Extreme weather conditions are forecasted today and Friday.
The Somerset County Public Health and Safety Department wants residents to prepare for predicted severe weather conditions to ensure that they, their families and their neighbors are safe during this upcoming frigid-weather event. Residents can visit http://www.co.somerset.nj.us/ExtremeCold.html for information on how to prepare and how to respond to the frigid temperatures that are predicted.
The Somerset County Department of Health wants to share the following information to ensure that residents take necessary precautions and know how to identify cold-weather health issues:
First and foremost: Stay Warm: As temperatures drop and wind speeds increase, heat can leave your body more rapidly. If unprepared, exposure to cold temperatures can cause serious health problems, especially for young children and the elderly. Serious health problems can result from prolonged exposure to the cold, both indoors and outdoors. The most common cold-related problem is hypothermia.
When exposed to cold temperatures, the body begins to lose heat faster than it can be produced. Prolonged exposure to cold eventually uses up the body’s stored energy. The result is hypothermia, or abnormally low body temperature. Body temperature that is too low affects the brain, making a person unable to think clearly or move well. This makes hypothermia particularly dangerous because a person may not know it is happening and is unable to do anything about it.
People susceptible to hypothermia often are (1) elderly, with inadequate food, clothing or heating; (2) babies sleeping in cold bedrooms; (3) outdoors for long periods of time and (4) alcohol drinkers or users of illicit drugs.
Staying warm inside: Keep an eye on elderly or ill neighbors and relatives to ensure they are keeping their house warm during cold weather. Keeping windows and internal doors closed can help trap heat. Layer your clothing and socks and consider using a blanket for extra warmth, even outside of bed.
A healthy diet with plenty of fluids, warm drinks and regular meals can help provide energy so your body can generate heat. Avoiding alcohol, caffeine and smoking also can help as they increase the rate at which the body loses heat.
If you're ill, visit your local pharmacy or health care provider to ensure you're treated promptly and effectively. If you're taking regular medication, ask whether it affects your body's ability to regulate temperature.
If you plan to use a wood stove, fireplace, or space heater, be extremely careful. It’s important to only use appliances for their intended purposes. Follow the manufacturer's instructions and remember these safety tips:
- Store a multipurpose, dry chemical fire extinguisher near the area to be heated.
- Do not burn paper in a fireplace.
- Ensure adequate ventilation by opening an interior door or slightly opening a window if you must use a kerosene heater.
- Use only the type of fuel your heater is designed to use - don't substitute.
- Do not use a heater that has a damaged electrical cord or produces sparks.
- Use fireplaces, wood stoves and other combustion heaters only if they are properly vented to the outside, and do not leak flue gas into the indoor air space.

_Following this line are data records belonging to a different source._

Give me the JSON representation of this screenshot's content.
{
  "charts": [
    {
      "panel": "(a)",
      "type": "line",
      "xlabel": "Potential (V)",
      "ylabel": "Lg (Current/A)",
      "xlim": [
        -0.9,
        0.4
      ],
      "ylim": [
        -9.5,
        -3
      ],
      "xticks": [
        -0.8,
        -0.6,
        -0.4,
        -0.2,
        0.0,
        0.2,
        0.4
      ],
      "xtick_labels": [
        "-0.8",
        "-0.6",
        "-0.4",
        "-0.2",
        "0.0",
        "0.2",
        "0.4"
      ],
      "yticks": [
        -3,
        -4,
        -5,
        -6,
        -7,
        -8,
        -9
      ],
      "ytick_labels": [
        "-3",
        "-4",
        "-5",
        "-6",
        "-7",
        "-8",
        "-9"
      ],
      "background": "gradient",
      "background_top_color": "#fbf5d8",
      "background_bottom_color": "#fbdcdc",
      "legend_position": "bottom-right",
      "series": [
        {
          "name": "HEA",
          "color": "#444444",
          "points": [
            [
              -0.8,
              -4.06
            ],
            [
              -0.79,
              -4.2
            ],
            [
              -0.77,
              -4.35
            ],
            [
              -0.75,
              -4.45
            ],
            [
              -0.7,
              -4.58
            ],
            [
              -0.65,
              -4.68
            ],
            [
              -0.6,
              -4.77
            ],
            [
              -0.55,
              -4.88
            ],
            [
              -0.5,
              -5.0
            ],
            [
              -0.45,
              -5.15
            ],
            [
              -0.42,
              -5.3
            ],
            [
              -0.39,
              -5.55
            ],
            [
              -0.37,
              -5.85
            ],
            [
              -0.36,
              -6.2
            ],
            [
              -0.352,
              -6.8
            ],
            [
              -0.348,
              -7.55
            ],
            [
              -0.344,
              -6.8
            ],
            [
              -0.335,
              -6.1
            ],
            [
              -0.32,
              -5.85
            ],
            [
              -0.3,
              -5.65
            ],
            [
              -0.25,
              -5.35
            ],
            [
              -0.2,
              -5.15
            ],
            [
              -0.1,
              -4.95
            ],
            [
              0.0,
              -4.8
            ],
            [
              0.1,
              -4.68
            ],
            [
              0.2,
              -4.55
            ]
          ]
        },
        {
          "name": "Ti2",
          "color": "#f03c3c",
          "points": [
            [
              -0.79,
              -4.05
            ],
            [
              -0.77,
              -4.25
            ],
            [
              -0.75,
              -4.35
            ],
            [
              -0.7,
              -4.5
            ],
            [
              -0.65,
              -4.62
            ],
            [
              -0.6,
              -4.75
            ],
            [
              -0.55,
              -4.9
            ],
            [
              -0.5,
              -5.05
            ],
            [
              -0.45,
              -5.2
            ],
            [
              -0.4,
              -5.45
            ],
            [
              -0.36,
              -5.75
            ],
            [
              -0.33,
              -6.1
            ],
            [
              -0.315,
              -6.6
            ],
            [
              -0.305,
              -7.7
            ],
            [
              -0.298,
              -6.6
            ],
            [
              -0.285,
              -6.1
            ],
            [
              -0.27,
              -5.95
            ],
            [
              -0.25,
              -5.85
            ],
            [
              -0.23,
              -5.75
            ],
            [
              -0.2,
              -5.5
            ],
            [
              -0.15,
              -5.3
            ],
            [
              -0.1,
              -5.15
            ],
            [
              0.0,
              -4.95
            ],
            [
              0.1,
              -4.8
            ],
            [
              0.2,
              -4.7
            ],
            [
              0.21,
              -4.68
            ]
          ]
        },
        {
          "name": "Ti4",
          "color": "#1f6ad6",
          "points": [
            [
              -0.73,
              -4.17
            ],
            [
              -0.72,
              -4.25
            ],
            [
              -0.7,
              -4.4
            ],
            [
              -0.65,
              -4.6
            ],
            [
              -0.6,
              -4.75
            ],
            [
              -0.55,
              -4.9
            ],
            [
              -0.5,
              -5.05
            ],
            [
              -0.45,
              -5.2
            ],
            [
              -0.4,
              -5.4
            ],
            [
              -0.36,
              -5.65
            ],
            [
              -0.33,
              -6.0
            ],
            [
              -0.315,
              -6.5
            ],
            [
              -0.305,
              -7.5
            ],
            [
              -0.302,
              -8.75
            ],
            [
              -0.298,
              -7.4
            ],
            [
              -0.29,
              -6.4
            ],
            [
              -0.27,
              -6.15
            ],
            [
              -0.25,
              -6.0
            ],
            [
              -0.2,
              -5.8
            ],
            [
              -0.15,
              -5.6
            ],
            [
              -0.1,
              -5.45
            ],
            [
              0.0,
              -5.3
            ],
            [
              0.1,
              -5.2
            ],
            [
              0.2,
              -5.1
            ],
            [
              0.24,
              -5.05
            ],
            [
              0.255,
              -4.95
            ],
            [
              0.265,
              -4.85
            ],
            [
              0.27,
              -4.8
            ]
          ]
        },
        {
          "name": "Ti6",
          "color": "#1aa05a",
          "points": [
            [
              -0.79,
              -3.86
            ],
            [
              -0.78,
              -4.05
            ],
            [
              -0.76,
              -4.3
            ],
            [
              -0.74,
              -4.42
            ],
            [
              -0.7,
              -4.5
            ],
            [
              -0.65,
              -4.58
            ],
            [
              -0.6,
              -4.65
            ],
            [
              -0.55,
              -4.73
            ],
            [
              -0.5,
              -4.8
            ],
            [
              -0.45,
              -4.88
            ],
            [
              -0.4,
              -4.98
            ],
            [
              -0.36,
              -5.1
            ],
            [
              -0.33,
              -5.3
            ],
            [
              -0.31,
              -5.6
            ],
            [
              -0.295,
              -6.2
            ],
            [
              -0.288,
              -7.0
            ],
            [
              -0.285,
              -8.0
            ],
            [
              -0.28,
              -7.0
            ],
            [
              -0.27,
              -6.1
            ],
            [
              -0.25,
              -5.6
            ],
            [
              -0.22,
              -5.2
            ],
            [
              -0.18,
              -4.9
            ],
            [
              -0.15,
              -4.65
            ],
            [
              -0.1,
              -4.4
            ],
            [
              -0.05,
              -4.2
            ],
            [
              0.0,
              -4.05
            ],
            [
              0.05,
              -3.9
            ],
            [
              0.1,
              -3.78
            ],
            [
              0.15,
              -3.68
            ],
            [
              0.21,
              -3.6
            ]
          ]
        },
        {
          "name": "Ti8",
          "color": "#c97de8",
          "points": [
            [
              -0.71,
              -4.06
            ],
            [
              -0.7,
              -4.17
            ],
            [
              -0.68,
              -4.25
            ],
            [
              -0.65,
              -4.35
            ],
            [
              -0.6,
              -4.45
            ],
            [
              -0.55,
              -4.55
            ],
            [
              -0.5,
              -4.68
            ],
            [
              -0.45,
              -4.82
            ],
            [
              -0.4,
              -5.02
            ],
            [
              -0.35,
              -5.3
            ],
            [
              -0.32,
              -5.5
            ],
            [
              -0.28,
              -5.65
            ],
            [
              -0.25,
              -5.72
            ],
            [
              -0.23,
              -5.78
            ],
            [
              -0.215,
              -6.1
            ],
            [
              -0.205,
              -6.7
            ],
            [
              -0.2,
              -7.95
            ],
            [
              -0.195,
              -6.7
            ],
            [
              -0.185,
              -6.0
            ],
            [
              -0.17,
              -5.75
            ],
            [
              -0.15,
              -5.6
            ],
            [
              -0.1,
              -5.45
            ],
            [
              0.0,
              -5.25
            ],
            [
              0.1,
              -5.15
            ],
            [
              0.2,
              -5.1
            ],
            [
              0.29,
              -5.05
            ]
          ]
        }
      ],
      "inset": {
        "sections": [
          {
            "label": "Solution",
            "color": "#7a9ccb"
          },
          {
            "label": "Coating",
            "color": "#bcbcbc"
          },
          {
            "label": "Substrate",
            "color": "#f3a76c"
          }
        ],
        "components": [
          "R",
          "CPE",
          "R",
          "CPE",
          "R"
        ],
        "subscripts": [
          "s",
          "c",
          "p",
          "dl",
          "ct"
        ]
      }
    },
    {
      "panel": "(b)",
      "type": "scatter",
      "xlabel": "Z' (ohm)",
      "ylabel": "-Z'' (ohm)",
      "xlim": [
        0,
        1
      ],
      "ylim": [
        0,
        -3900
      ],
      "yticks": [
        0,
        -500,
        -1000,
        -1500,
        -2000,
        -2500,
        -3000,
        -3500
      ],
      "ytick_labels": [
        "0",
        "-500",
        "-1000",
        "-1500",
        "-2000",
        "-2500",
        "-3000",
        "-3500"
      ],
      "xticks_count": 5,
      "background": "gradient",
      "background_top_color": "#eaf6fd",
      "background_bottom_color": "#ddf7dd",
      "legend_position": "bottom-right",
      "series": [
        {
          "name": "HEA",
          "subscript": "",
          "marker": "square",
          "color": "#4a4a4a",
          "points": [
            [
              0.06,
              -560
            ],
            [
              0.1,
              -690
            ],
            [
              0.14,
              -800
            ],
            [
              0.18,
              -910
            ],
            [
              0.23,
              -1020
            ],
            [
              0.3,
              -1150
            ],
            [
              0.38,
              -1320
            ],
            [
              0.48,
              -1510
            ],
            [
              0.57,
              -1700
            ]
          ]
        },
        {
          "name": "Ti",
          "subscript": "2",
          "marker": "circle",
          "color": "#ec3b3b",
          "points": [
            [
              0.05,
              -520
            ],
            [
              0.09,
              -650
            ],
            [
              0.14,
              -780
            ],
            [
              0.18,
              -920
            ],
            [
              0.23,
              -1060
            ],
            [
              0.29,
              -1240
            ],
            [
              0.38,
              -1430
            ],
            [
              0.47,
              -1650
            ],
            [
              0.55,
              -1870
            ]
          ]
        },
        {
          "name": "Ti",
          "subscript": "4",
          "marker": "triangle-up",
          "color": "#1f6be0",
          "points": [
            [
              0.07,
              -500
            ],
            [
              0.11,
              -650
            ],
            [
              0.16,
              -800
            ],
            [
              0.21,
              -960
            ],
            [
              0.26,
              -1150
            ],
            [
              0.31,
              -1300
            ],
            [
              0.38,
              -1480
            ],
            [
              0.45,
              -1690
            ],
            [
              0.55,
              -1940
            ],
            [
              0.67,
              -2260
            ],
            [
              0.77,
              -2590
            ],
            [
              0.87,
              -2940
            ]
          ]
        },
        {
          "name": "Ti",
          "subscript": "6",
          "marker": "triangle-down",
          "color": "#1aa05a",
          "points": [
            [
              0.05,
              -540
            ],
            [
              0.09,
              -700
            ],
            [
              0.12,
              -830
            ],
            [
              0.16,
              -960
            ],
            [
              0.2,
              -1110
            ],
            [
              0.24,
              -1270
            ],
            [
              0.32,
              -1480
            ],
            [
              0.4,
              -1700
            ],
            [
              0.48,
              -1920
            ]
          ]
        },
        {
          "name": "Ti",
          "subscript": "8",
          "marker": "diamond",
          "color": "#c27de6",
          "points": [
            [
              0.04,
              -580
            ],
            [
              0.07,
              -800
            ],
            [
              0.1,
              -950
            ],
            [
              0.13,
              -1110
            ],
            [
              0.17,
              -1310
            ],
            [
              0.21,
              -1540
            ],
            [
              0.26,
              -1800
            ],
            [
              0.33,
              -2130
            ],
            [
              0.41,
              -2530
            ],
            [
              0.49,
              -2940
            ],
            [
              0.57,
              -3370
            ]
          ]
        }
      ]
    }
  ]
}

- Make sure chimneys and flues are cleaned periodically.
- Do not place a space heater near things that may catch fire, such as drapes, furniture or bedding.
Staying warm outside:
- Make sure you are prepared for cold weather by checking the forecast and weather warnings.
- Wear appropriate warm clothing and make sure your children are well wrapped up when outdoors. A significant amount of body heat can be lost through the head, even if the rest of the body is covered up, so wearing a warm hat is recommended.
- Layer clothing - Multiple thin layers of clothing trap air, which keeps you warm more effectively than one thick layer. Waterproof and windproof clothing gives the best protection outdoors in cold and windy weather.
- Eat and drink regularly (not alcohol and caffeine). Warm drinks also can help keep you warm when outdoors.
- Keep active when it's cold, but not to the point of sweating. If you exercise outdoors during the winter and you sweat after exercising, make sure you dry off and put on warm clothes immediately afterwards. Wet clothes lose around 90 percent of their insulating power.
- Be sure to care for your pets, too. If possible, bring pets indoors. If you cannot bring them inside, provide adequate shelter to keep them warm and make sure that they have access to unfrozen water.
Warnings signs of hypothermia: For adults the warning signs are shivering, exhaustion, confusion, fumbling hands, memory loss, slurred speech and/or drowsiness. For infants the warning signs are bright red, cold skin and very low energy.
If you notice any of these signs, take the person’s temperature. If it is below 95 degrees, the situation is an emergency and you should seek medical attention immediately. If medical care is not available, begin warming the person, as follows:
- Get the victim into a warm room or shelter.
- Remove any wet clothingWarm the center of the body first—chest, neck, head, and groin—using an electric blanket on a low setting, if available. Or use skin-to-skin contact under loose, dry layers of blankets, clothing, towels or sheets.
- Provide warm beverages, which can help increase the body temperature, but do not give alcoholic beverages. Do not try to give beverages to an unconscious person.
- Once body temperature has increased, keep the person dry and wrapped in a warm blanket, including the head and neck.
- Get medical attention as soon as possible.